Jonathan King And Jason Stutter Comment On THE HOBBIT Deal.
From Jonathan King:
Speaking as someone who has never worked for Peter Jackson or any other Hollywood film shot here -- and remains unlikely to -- but who has benefited hugely both from the indirect attention his work has brought our part of the world as well as benefiting directly from generosity and support from Sir Peter's Weta Workshop, his Stone Street Studios and his post production facility Park Road Post I am relieved the films are still going to made here. My principal relief is for the hundreds of film technicians who've been hanging on through a couple of grim years with white knuckles, desperate for this film to give them some steady employment. Had it gone -- had Peter Jackson not been able to get a film made here -- then I think it was very likely that all international production would be finished here.
Like I suspect many Canadian film makers probably feel, I don't actually think those international productions are necessarily an unqualified good for our industry. It makes crew unaffordable, it makes facilities, at times, hard to get into. It grossly distorts what is 'our' industry with what is in fact a service branch of somebody else's. This is really just postponing the inevitable day when Hollywood films do stop coming here; there isn't the work to sustain a fraction of these people. While it's great for employing large numbers of people when monster films like The Hobbit are made here, they are part of the Hollywood machine that's bulldozing all independent and small-industry films beneath them, and it comes at a time when the NZ industry is finding it harder than ever to keep its own head above water.

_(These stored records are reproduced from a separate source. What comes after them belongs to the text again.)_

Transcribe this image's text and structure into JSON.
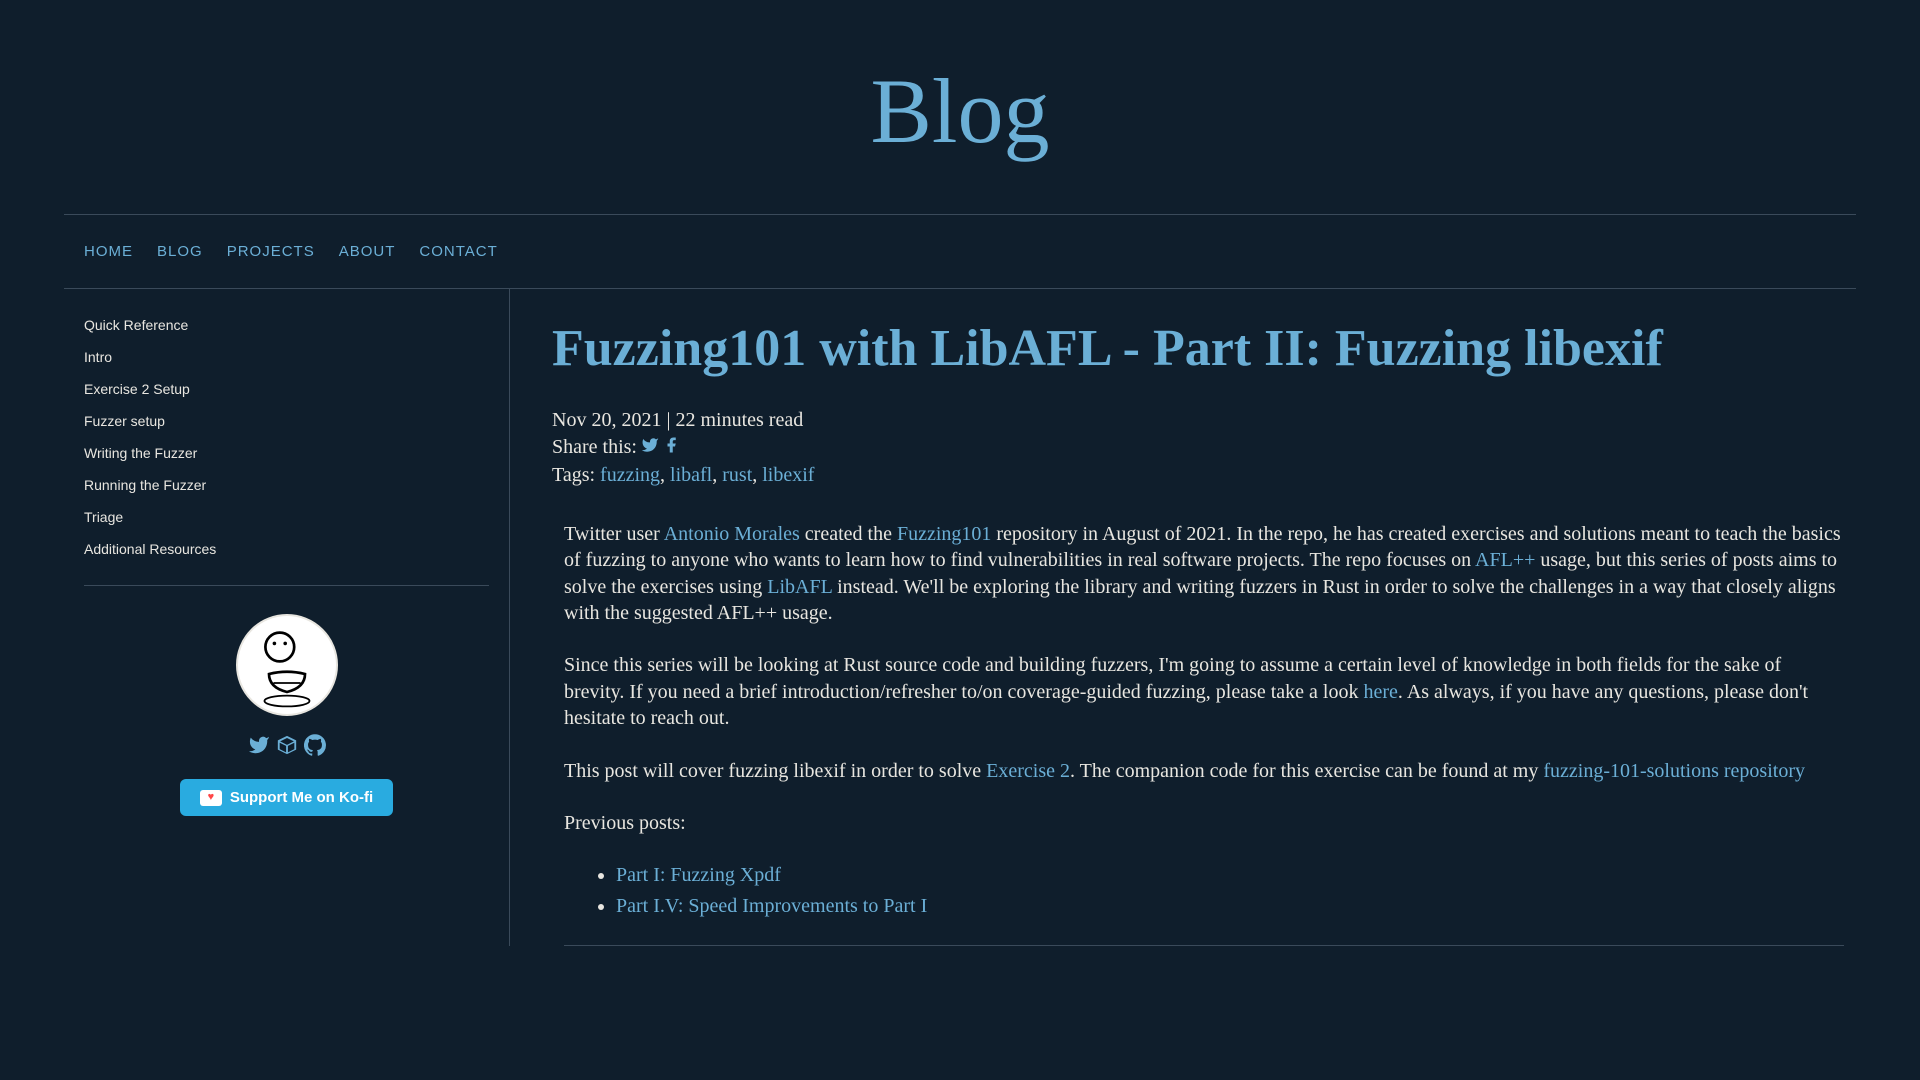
{
  "header": {
    "title": "Blog"
  },
  "nav": {
    "items": [
      {
        "label": "HOME"
      },
      {
        "label": "BLOG"
      },
      {
        "label": "PROJECTS"
      },
      {
        "label": "ABOUT"
      },
      {
        "label": "CONTACT"
      }
    ]
  },
  "toc": {
    "items": [
      {
        "label": "Quick Reference"
      },
      {
        "label": "Intro"
      },
      {
        "label": "Exercise 2 Setup"
      },
      {
        "label": "Fuzzer setup"
      },
      {
        "label": "Writing the Fuzzer"
      },
      {
        "label": "Running the Fuzzer"
      },
      {
        "label": "Triage"
      },
      {
        "label": "Additional Resources"
      }
    ]
  },
  "profile": {
    "kofi_label": "Support Me on Ko-fi"
  },
  "post": {
    "title": "Fuzzing101 with LibAFL - Part II: Fuzzing libexif",
    "date": "Nov 20, 2021",
    "read_time": "22 minutes read",
    "share_label": "Share this:",
    "tags_label": "Tags:",
    "tags": [
      {
        "label": "fuzzing"
      },
      {
        "label": "libafl"
      },
      {
        "label": "rust"
      },
      {
        "label": "libexif"
      }
    ],
    "para1": {
      "t1": "Twitter user ",
      "l1": "Antonio Morales",
      "t2": " created the ",
      "l2": "Fuzzing101",
      "t3": " repository in August of 2021. In the repo, he has created exercises and solutions meant to teach the basics of fuzzing to anyone who wants to learn how to find vulnerabilities in real software projects. The repo focuses on ",
      "l3": "AFL++",
      "t4": " usage, but this series of posts aims to solve the exercises using ",
      "l4": "LibAFL",
      "t5": " instead. We'll be exploring the library and writing fuzzers in Rust in order to solve the challenges in a way that closely aligns with the suggested AFL++ usage."
    },
    "para2": {
      "t1": "Since this series will be looking at Rust source code and building fuzzers, I'm going to assume a certain level of knowledge in both fields for the sake of brevity. If you need a brief introduction/refresher to/on coverage-guided fuzzing, please take a look ",
      "l1": "here",
      "t2": ". As always, if you have any questions, please don't hesitate to reach out."
    },
    "para3": {
      "t1": "This post will cover fuzzing libexif in order to solve ",
      "l1": "Exercise 2",
      "t2": ". The companion code for this exercise can be found at my ",
      "l2": "fuzzing-101-solutions repository"
    },
    "para4": {
      "t1": "Previous posts:"
    },
    "prev_links": [
      {
        "label": "Part I: Fuzzing Xpdf"
      },
      {
        "label": "Part I.V: Speed Improvements to Part I"
      }
    ]
  }
}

As to the labour law change: I think this is an acceptable compromise (the government didn't offer anything like the double tax rebates the studio would have loved to have had). What this does is clarify, for the film industry specifically, the difference between an employee and a contractor -- something, I think, most local producers would be happy to have happen anyway. It basically means you can't work for several months or more as a contractor -- getting the associated tax etc benefits -- and then claim at the end you were actually an employee, and would like holiday and sick pay now. Other industries like real estate and, er, sharemilking (!) already have this clarification. A creepy right wing government sneaking in a bit of legislation that suits them in a moment of populist hysteria? Very possibly!

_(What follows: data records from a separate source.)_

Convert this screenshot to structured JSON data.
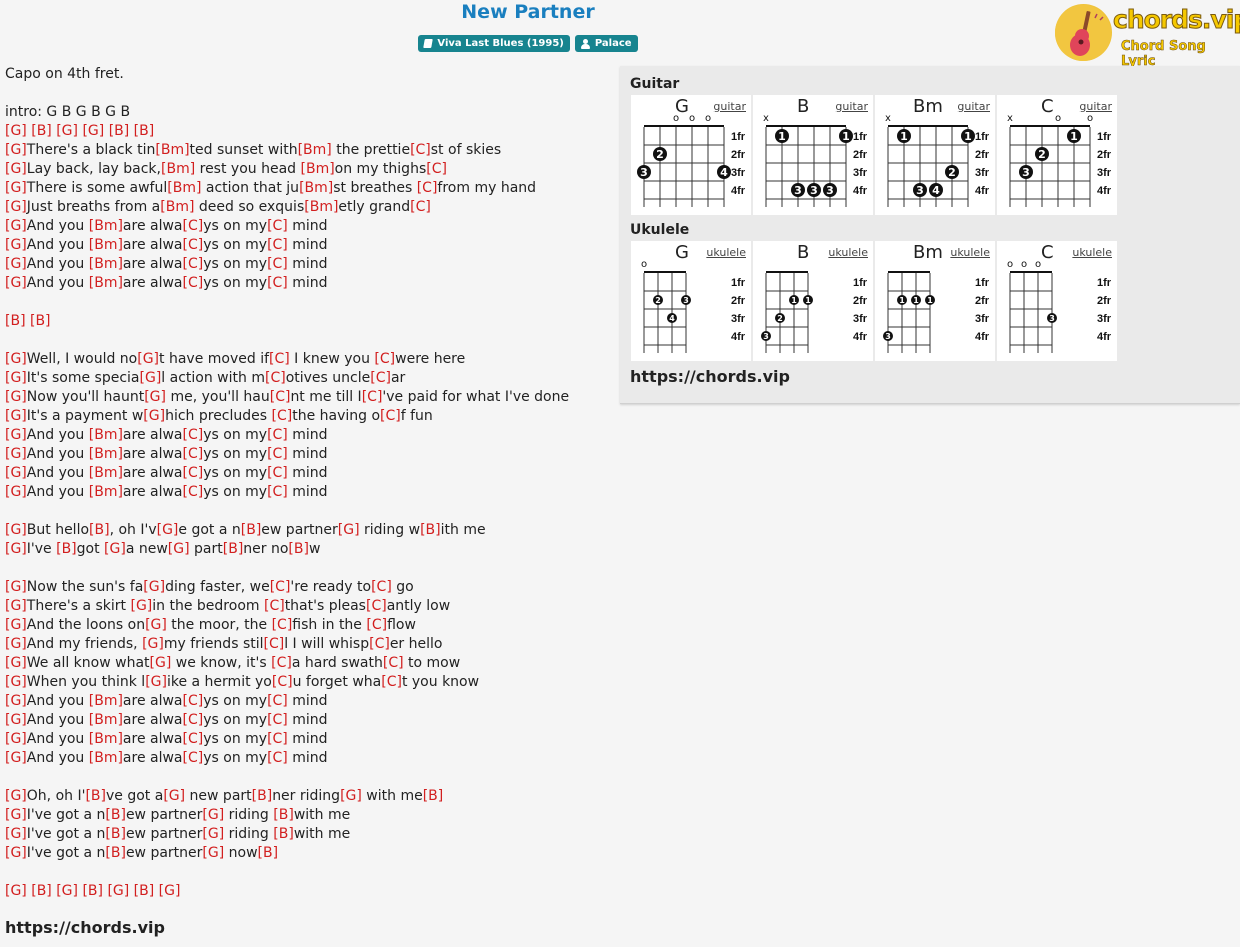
{
  "song": {
    "title": "New Partner",
    "album": "Viva Last Blues (1995)",
    "artist": "Palace"
  },
  "logo": {
    "text": "chords.vip",
    "subtext": "Chord Song Lyric"
  },
  "lyrics": [
    {
      "t": "Capo on 4th fret."
    },
    {
      "t": ""
    },
    {
      "t": "intro: G B G B G B"
    },
    {
      "t": "[G] [B] [G] [G] [B] [B]"
    },
    {
      "t": "[G]There's a black tin[Bm]ted sunset with[Bm] the prettie[C]st of skies"
    },
    {
      "t": "[G]Lay back, lay back,[Bm] rest you head [Bm]on my thighs[C]"
    },
    {
      "t": "[G]There is some awful[Bm] action that ju[Bm]st breathes [C]from my hand"
    },
    {
      "t": "[G]Just breaths from a[Bm] deed so exquis[Bm]etly grand[C]"
    },
    {
      "t": "[G]And you [Bm]are alwa[C]ys on my[C] mind"
    },
    {
      "t": "[G]And you [Bm]are alwa[C]ys on my[C] mind"
    },
    {
      "t": "[G]And you [Bm]are alwa[C]ys on my[C] mind"
    },
    {
      "t": "[G]And you [Bm]are alwa[C]ys on my[C] mind"
    },
    {
      "t": ""
    },
    {
      "t": "[B] [B]"
    },
    {
      "t": ""
    },
    {
      "t": "[G]Well, I would no[G]t have moved if[C] I knew you [C]were here"
    },
    {
      "t": "[G]It's some specia[G]l action with m[C]otives uncle[C]ar"
    },
    {
      "t": "[G]Now you'll haunt[G] me, you'll hau[C]nt me till I[C]'ve paid for what I've done"
    },
    {
      "t": "[G]It's a payment w[G]hich precludes [C]the having o[C]f fun"
    },
    {
      "t": "[G]And you [Bm]are alwa[C]ys on my[C] mind"
    },
    {
      "t": "[G]And you [Bm]are alwa[C]ys on my[C] mind"
    },
    {
      "t": "[G]And you [Bm]are alwa[C]ys on my[C] mind"
    },
    {
      "t": "[G]And you [Bm]are alwa[C]ys on my[C] mind"
    },
    {
      "t": ""
    },
    {
      "t": "[G]But hello[B], oh I'v[G]e got a n[B]ew partner[G] riding w[B]ith me"
    },
    {
      "t": "[G]I've [B]got [G]a new[G] part[B]ner no[B]w"
    },
    {
      "t": ""
    },
    {
      "t": "[G]Now the sun's fa[G]ding faster, we[C]'re ready to[C] go"
    },
    {
      "t": "[G]There's a skirt [G]in the bedroom [C]that's pleas[C]antly low"
    },
    {
      "t": "[G]And the loons on[G] the moor, the [C]fish in the [C]flow"
    },
    {
      "t": "[G]And my friends, [G]my friends stil[C]l I will whisp[C]er hello"
    },
    {
      "t": "[G]We all know what[G] we know, it's [C]a hard swath[C] to mow"
    },
    {
      "t": "[G]When you think l[G]ike a hermit yo[C]u forget wha[C]t you know"
    },
    {
      "t": "[G]And you [Bm]are alwa[C]ys on my[C] mind"
    },
    {
      "t": "[G]And you [Bm]are alwa[C]ys on my[C] mind"
    },
    {
      "t": "[G]And you [Bm]are alwa[C]ys on my[C] mind"
    },
    {
      "t": "[G]And you [Bm]are alwa[C]ys on my[C] mind"
    },
    {
      "t": ""
    },
    {
      "t": "[G]Oh, oh I'[B]ve got a[G] new part[B]ner riding[G] with me[B]"
    },
    {
      "t": "[G]I've got a n[B]ew partner[G] riding [B]with me"
    },
    {
      "t": "[G]I've got a n[B]ew partner[G] riding [B]with me"
    },
    {
      "t": "[G]I've got a n[B]ew partner[G] now[B]"
    },
    {
      "t": ""
    },
    {
      "t": "[G] [B] [G] [B] [G] [B] [G]"
    }
  ],
  "site_url": "https://chords.vip",
  "panel": {
    "guitar_label": "Guitar",
    "ukulele_label": "Ukulele",
    "url": "https://chords.vip",
    "fret_labels": [
      "1fr",
      "2fr",
      "3fr",
      "4fr"
    ],
    "guitar": [
      {
        "name": "G",
        "instrument": "guitar",
        "top": [
          "",
          "",
          "o",
          "o",
          "o",
          ""
        ],
        "dots": [
          {
            "s": 1,
            "f": 2,
            "n": "2"
          },
          {
            "s": 0,
            "f": 3,
            "n": "3"
          },
          {
            "s": 5,
            "f": 3,
            "n": "4"
          }
        ]
      },
      {
        "name": "B",
        "instrument": "guitar",
        "top": [
          "x",
          "",
          "",
          "",
          "",
          ""
        ],
        "dots": [
          {
            "s": 1,
            "f": 1,
            "n": "1"
          },
          {
            "s": 5,
            "f": 1,
            "n": "1"
          },
          {
            "s": 2,
            "f": 4,
            "n": "3"
          },
          {
            "s": 3,
            "f": 4,
            "n": "3"
          },
          {
            "s": 4,
            "f": 4,
            "n": "3"
          }
        ]
      },
      {
        "name": "Bm",
        "instrument": "guitar",
        "top": [
          "x",
          "",
          "",
          "",
          "",
          ""
        ],
        "dots": [
          {
            "s": 1,
            "f": 1,
            "n": "1"
          },
          {
            "s": 5,
            "f": 1,
            "n": "1"
          },
          {
            "s": 4,
            "f": 3,
            "n": "2"
          },
          {
            "s": 2,
            "f": 4,
            "n": "3"
          },
          {
            "s": 3,
            "f": 4,
            "n": "4"
          }
        ]
      },
      {
        "name": "C",
        "instrument": "guitar",
        "top": [
          "x",
          "",
          "",
          "o",
          "",
          "o"
        ],
        "dots": [
          {
            "s": 4,
            "f": 1,
            "n": "1"
          },
          {
            "s": 2,
            "f": 2,
            "n": "2"
          },
          {
            "s": 1,
            "f": 3,
            "n": "3"
          }
        ]
      }
    ],
    "ukulele": [
      {
        "name": "G",
        "instrument": "ukulele",
        "top": [
          "o",
          "",
          "",
          ""
        ],
        "dots": [
          {
            "s": 1,
            "f": 2,
            "n": "2"
          },
          {
            "s": 3,
            "f": 2,
            "n": "3"
          },
          {
            "s": 2,
            "f": 3,
            "n": "4"
          }
        ]
      },
      {
        "name": "B",
        "instrument": "ukulele",
        "top": [
          "",
          "",
          "",
          ""
        ],
        "dots": [
          {
            "s": 2,
            "f": 2,
            "n": "1"
          },
          {
            "s": 3,
            "f": 2,
            "n": "1"
          },
          {
            "s": 1,
            "f": 3,
            "n": "2"
          },
          {
            "s": 0,
            "f": 4,
            "n": "3"
          }
        ]
      },
      {
        "name": "Bm",
        "instrument": "ukulele",
        "top": [
          "",
          "",
          "",
          ""
        ],
        "dots": [
          {
            "s": 1,
            "f": 2,
            "n": "1"
          },
          {
            "s": 2,
            "f": 2,
            "n": "1"
          },
          {
            "s": 3,
            "f": 2,
            "n": "1"
          },
          {
            "s": 0,
            "f": 4,
            "n": "3"
          }
        ]
      },
      {
        "name": "C",
        "instrument": "ukulele",
        "top": [
          "o",
          "o",
          "o",
          ""
        ],
        "dots": [
          {
            "s": 3,
            "f": 3,
            "n": "3"
          }
        ]
      }
    ]
  }
}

But this was all precipitated by an equal or greater attack on our sovereignty: an aggressive action by an Australian-based union taken in the name of a number of our local actors, backed by the international acting unions (but not supported by a majority of NZ film workers), targeting The Hobbit, but with a view to establishing a 'standard' contract across our whole industry. While the actors' ambitions may be reasonable (though I'm not convinced they are in our tiny market and in these times of an embattled film business), the tactic of trying to leverage an attack on this huge production at its most precarious point to gain advantage over an entire industry was grotesquely cynical and heavy-handed, and, as I say, driven out of Australia. Imagine SAG dictating to Canadian producers how they may or may not make Canadian films!Anyway -- the film going ahead will make a huge difference to many lives in the business here. The changes to the labour laws really not so much. Discussions about actors' 'needs' are ongoing.
From Jason Stutter:
Sir Peter Jackson has worked hard and risked all to realise his dream of creating a world class film industry in his home town. I can't imagine how terrible it has been for him to see misguided union bulling attempt to destroy years of hard work. As a film maker working in Wellington I know how much love he has for the local industry, it's clearly evident by the money he invests in resources here. Local film makers all benefit from the infrastructure he has built and the New Zealand economy gets a huge boost from these large budget films. I'm thrilled by the outcome for him and the Hobbit crew.